Although the embodiments described herein mainly address design verification applications, the methods and systems described herein can also be used in other applications. For example, the above-described partitioning process can be used in other Electronic Design Automation (EDA) applications such as Place&Route applications. Another example application is in concurrent searching using multiple concurrent search engines.
It will thus be appreciated that the embodiments described above are cited by way of example, and that the present invention is not limited to what has been particularly shown and described hereinabove.
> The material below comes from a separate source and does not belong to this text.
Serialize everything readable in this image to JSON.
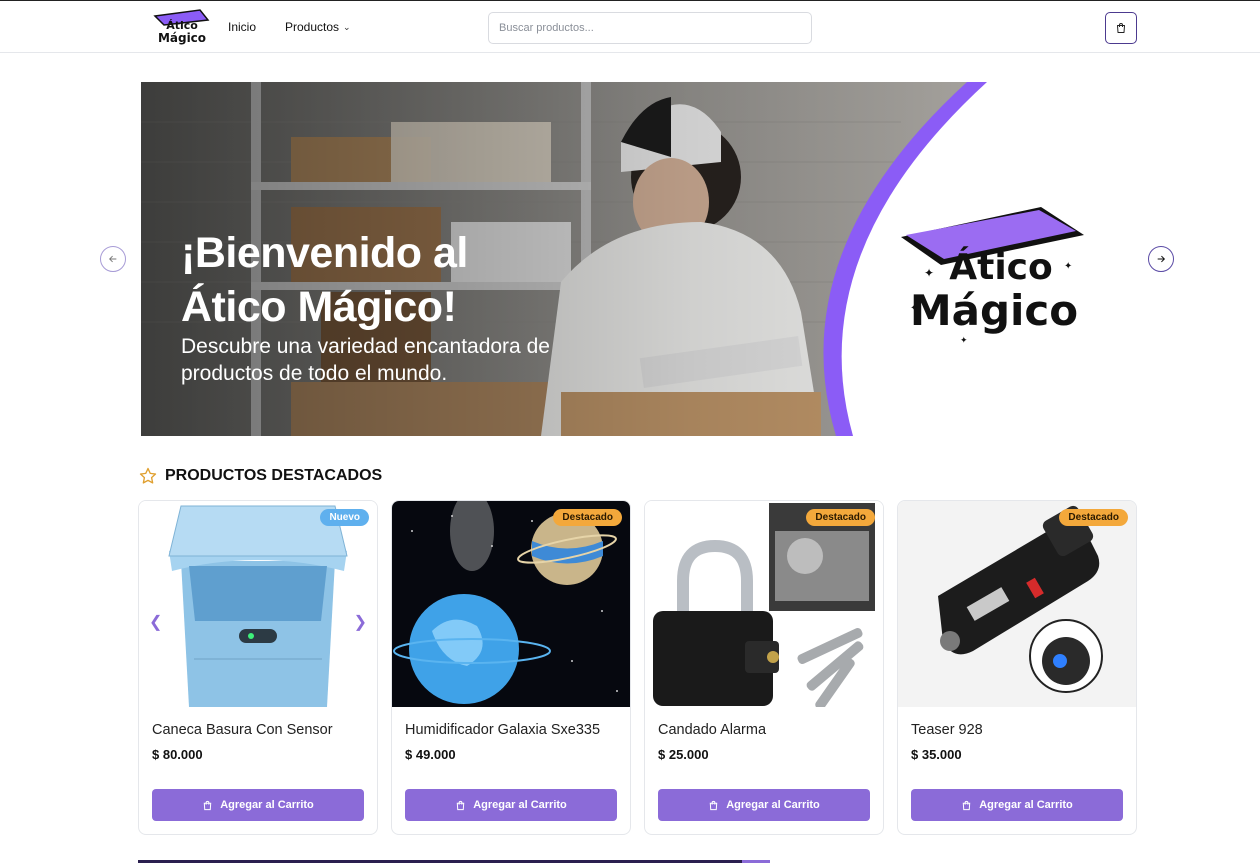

Rather, the scope of the present invention includes both combinations and sub-combinations of the various features described hereinabove, as well as variations and modifications thereof which would occur to persons skilled in the art upon reading the foregoing description and which are not disclosed in the prior art. Documents incorporated by reference in the present patent application are to be considered an integral part of the application except that to the extent any terms are defined in these incorporated documents in a manner that conflicts with the definitions made explicitly or implicitly in the present specification, only the definitions in the present specification should be considered.